— Vejo que todos quereis sangue — disse o Senhor do Forte do Pavor. O Meistre Rhodry estava a seu lado, com um corvo pousado no braço. A plumagem negra da ave brilhava como óleo de carvão à luz dos archotes. Úmido, apercebeu-se Theon. E na mão de sua senhoria está um pergaminho. Aquilo também deve estar úmido. Asas escuras, palavras escuras. — Em vez de usardes as espadas uns contra os outros, podíeis experimentá-las contra o Lorde Stannis. — O Lorde Bolton desenrolou o pergaminho. — A sua hoste está a menos de três dias a cavalo daqui, encurralada pela neve e a passar fome, e eu, por mim, estou farto de esperar por ele. Sor Hosteen, reuni os vossos cavaleiros e homens-de-armas junto do portão principal. Visto que estais tão ansioso pela batalha, desencadeareis o nosso primeiro golpe. Lorde Wyman, reuni os vossos homens de Porto Branco junto do portão oriental. Eles também irão sair.

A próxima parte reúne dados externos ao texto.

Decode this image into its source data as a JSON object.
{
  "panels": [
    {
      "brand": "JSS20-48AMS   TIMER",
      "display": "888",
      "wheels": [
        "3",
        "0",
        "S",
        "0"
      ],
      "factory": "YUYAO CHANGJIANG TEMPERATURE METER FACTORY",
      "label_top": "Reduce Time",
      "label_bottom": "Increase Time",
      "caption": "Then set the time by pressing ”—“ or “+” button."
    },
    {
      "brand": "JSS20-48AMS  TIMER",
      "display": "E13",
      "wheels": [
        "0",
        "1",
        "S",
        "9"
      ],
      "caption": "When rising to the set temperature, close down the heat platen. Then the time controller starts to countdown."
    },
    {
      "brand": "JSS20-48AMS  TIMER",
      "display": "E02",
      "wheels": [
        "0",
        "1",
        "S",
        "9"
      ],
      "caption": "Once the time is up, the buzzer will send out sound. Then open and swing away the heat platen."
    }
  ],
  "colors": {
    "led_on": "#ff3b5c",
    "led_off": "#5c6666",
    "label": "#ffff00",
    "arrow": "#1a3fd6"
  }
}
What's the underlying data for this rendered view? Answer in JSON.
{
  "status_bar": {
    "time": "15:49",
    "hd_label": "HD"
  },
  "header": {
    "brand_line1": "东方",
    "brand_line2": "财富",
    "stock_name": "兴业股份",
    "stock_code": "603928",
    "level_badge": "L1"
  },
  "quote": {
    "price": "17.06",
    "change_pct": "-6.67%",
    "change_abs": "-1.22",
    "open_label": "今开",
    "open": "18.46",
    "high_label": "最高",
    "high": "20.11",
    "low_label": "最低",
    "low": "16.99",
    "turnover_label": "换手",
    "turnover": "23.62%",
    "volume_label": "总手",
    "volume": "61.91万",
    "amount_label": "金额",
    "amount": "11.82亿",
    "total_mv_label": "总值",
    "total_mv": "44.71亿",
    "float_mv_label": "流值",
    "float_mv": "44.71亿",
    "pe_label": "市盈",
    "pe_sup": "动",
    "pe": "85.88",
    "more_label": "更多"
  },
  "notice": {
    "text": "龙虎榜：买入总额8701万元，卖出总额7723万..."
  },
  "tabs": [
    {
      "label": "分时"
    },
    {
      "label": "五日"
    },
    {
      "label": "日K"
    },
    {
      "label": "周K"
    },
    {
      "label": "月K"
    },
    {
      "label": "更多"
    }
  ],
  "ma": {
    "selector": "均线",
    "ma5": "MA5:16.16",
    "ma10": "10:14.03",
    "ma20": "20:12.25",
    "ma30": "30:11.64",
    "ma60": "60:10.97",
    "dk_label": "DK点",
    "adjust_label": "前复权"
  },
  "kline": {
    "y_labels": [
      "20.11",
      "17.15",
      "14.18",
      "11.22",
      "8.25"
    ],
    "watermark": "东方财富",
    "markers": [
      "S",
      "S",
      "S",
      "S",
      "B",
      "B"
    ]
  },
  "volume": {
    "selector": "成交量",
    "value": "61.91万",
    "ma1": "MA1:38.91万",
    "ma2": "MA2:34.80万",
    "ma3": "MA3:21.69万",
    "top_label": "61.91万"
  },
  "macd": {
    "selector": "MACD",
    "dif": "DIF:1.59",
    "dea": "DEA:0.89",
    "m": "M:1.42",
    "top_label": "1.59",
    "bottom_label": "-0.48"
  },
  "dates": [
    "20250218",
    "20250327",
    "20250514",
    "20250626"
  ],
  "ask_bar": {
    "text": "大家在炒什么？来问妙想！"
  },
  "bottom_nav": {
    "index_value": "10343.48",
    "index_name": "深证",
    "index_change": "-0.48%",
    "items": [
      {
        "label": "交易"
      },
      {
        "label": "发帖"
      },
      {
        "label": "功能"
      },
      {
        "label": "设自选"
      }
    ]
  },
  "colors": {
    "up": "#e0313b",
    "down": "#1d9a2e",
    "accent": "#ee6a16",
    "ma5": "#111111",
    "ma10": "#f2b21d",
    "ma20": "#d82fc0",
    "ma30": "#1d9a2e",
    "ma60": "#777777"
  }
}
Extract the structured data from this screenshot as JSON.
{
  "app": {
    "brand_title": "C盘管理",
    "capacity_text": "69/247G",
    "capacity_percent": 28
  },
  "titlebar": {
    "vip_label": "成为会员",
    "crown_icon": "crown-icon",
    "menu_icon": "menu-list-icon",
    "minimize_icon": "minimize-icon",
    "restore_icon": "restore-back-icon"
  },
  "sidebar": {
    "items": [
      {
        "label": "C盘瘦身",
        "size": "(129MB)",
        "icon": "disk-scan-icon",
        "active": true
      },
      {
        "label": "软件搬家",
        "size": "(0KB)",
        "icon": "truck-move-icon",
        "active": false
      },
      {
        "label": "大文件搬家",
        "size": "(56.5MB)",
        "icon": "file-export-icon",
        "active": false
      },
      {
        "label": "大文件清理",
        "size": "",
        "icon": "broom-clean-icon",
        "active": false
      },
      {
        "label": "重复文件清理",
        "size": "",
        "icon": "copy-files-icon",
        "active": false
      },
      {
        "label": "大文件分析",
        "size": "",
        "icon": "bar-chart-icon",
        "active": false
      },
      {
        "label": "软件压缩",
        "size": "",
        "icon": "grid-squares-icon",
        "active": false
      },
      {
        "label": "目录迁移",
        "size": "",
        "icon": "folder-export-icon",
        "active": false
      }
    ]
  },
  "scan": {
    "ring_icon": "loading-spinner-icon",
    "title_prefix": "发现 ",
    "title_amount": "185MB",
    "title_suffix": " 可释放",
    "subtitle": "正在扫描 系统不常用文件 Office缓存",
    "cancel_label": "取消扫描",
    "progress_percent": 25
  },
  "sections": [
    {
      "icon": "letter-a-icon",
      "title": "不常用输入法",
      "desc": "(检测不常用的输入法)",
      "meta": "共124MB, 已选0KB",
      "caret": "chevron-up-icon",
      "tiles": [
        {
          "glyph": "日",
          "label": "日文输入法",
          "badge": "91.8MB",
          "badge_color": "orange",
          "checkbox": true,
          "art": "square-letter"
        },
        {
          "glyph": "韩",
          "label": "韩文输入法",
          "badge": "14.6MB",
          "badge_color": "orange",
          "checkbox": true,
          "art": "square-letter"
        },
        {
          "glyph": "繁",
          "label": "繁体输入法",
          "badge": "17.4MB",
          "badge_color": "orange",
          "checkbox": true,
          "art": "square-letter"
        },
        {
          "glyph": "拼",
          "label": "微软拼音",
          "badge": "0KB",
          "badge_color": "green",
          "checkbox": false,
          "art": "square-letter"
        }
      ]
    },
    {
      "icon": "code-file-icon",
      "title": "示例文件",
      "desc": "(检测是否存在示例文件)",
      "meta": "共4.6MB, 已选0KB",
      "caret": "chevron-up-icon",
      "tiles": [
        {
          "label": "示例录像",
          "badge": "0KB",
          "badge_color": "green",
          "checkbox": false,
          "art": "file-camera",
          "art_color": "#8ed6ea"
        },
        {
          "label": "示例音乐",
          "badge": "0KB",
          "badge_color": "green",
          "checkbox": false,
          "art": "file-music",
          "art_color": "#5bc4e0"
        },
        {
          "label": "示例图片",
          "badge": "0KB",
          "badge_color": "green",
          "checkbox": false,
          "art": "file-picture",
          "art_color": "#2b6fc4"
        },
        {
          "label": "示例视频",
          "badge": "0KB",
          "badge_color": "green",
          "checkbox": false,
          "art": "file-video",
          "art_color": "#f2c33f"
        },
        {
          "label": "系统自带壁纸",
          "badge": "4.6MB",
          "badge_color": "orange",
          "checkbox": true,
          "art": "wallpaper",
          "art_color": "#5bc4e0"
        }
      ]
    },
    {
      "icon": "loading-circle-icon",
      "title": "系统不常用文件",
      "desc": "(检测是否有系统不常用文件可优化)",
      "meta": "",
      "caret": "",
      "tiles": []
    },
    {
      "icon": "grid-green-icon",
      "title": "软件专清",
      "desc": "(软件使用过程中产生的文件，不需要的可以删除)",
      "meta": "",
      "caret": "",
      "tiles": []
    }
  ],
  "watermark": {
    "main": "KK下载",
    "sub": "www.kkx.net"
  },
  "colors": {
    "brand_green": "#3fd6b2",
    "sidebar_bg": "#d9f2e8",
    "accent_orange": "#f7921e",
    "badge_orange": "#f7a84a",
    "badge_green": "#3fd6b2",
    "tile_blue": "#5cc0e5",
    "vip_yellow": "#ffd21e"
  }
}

A espada de Hosteen Frey estava vermelha quase até ao cabo. Salpicos de sangue pintalgavam-lhe as bochechas como sardas. Baixou a lâmina e disse:
— Às ordens do senhor. Mas depois de vos entregar a cabeça de Stannis Baratheon, tenciono acabar de cortar a do Senhor Toucinho.
Quatro cavaleiros de Porto Branco tinham formado um anel em volta do Lorde Wyman, enquanto o Meistre Medrick trabalhava nele para lhe estancar a hemorragia.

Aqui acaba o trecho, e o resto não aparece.